The COVID-19 pandemic accelerated customer expectations to be able to easily purchase products online from anywhere and at any time. While this began as a consumer expectation, it has morphed over into the B2B space as well — even affecting heavy-duty truck parts.
That’s why HDA Truck Pride began an e-commerce partnership with PhaseZero’s CxCommerce, a software-as-service platform.
“The expectation of our members’ customers has changed, and this is just one of the evolutions we believe is necessary in our market to meet those changing expectations,” says John Lurz, vice president of technology at HDA Truck Pride.
The platform will allow customers to buy products through an online channel in addition to traditional counter and call-in service. In a news release, the organization said the platform is “designed to connect distributors with their customers, suppliers and manufacturers, bring employees and customers together, deliver real-time visibility to inventory across all locations, [and] provide customer-specific pricing integrated with business systems.”
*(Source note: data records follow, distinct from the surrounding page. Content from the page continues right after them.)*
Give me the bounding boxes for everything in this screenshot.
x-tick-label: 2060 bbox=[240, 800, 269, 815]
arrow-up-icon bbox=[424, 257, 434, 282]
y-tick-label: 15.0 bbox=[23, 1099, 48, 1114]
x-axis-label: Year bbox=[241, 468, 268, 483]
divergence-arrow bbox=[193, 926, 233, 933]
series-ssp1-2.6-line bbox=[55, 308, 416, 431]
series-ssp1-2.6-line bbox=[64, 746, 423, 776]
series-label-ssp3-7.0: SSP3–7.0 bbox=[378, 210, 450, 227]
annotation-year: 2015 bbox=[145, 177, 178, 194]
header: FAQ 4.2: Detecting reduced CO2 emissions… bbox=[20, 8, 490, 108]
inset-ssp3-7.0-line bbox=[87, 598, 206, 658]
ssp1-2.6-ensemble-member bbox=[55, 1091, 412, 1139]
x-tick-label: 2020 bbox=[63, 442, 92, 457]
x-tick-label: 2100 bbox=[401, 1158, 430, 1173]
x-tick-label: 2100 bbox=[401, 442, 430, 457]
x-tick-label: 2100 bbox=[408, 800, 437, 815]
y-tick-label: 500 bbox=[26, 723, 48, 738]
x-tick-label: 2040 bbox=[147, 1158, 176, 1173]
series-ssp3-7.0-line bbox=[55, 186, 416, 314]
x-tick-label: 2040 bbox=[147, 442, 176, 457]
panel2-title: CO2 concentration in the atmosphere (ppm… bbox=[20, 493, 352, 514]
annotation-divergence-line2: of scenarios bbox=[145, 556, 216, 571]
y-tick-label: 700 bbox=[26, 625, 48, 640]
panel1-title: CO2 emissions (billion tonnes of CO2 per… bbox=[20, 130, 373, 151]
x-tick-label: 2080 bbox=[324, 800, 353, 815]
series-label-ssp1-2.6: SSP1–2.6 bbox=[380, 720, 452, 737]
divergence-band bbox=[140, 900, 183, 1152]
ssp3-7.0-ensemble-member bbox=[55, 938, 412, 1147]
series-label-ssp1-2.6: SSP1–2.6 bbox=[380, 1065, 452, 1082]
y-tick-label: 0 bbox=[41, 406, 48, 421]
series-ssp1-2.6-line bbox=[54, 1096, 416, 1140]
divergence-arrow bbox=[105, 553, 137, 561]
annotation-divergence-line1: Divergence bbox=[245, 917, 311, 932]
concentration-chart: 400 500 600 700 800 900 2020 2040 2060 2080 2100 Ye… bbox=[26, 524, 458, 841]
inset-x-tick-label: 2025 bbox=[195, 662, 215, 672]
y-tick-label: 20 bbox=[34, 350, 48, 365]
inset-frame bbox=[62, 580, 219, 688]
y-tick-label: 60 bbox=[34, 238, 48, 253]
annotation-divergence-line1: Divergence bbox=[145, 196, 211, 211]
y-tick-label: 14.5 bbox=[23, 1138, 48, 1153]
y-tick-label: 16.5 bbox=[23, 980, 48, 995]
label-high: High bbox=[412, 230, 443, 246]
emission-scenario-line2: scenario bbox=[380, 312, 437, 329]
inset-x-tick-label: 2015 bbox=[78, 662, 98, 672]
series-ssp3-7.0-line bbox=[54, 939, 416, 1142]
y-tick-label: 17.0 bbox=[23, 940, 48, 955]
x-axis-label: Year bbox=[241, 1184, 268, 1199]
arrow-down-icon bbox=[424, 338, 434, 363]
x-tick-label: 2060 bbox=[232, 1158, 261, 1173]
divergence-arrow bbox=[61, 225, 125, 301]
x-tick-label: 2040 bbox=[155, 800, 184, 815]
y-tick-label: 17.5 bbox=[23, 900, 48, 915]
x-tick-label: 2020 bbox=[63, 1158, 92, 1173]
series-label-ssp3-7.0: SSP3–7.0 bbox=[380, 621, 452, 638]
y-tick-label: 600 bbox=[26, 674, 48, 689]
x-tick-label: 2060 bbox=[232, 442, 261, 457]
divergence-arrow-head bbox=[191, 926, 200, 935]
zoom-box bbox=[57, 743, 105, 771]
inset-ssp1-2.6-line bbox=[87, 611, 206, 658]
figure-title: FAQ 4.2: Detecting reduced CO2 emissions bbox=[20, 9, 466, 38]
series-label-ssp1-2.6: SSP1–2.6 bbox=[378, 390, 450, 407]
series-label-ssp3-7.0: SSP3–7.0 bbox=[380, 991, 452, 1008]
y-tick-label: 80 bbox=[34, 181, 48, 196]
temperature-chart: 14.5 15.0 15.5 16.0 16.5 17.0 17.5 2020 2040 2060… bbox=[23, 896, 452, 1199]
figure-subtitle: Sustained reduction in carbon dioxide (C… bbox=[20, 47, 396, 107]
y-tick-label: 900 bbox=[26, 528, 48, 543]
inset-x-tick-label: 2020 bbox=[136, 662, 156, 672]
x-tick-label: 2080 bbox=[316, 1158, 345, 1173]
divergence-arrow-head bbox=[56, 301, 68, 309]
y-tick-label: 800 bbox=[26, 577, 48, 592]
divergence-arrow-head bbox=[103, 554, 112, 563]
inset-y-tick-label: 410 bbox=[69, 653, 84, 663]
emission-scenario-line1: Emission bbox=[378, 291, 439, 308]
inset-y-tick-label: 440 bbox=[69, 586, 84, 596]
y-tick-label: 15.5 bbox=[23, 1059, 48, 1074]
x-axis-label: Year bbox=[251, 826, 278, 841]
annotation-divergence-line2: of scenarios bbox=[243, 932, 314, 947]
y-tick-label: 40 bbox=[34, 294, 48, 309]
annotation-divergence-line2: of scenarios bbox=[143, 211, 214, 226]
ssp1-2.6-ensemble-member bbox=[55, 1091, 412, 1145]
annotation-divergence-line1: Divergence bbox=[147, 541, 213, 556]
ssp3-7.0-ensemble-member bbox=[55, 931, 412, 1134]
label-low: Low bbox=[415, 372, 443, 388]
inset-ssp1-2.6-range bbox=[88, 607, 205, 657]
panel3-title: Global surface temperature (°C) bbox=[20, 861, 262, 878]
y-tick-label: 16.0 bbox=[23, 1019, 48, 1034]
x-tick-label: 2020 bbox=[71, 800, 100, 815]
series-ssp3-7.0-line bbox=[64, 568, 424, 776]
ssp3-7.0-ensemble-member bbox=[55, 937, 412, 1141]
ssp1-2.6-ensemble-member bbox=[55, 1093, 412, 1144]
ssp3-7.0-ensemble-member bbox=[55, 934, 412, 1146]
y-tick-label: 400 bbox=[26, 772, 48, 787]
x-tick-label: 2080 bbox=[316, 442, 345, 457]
He added, “At HDA Truck Pride corporate, we try to do things for our members that they can’t do easily for themselves. This project falls into that category.”
Before launching the e-commerce effort, HDA Truck Pride developed a product information management platform that is used to collect, store and maintain product information and images.
“Rather than having each of our members contact our 250 suppliers to get the information, we got the information from the suppliers for them and then made it available to our members,” Lurz explains. Those members then made it available to their fleet customers. The information in the product information management platform was necessary if HDA Truck Pride members were going to offer an e-commerce option.
The new e-commerce initiative allows fleets to order parts 24 hours a day, seven days a week, from their preferred HDA Truck Pride member.
“Fleets can search for a part by manufacturer, type of part, category, or simply enter the part number,” he says. The PhaseZero platform provides an Amazon- or Google-like search, where as the customer types into the search box, the search engine starts predicting what they are looking for so they can quickly get the information they need.
The system also shows related parts that might be needed to complete a repair and provides parts interchanges as well.
Lurz says the e-commerce platform is not a replacement for existing methods of purchasing parts, but rather is an extension of their existing offerings.
“This is not going to replace anything,” he says. “It is going to help our members grow and evolve their businesses because they will be better able to serve their customers.”
Lurz also hopes HDA Truck Pride members will give their inside sales staff access to the platform so they can use it “to help customers place orders in real time and show fleet operators how easy it is to use.”
Once orders are placed, the fleet is billed through its existing account with the distributor. The platform also allows fleets to manage their parts orders and order history online.
Lurz says member reaction to the new platform has been strong and PhaseZero is currently meeting with individual members about signing up.
This is just one example of how the aftermarket industry is developing a digital presence that helps make the parts-buying process easier for fleets.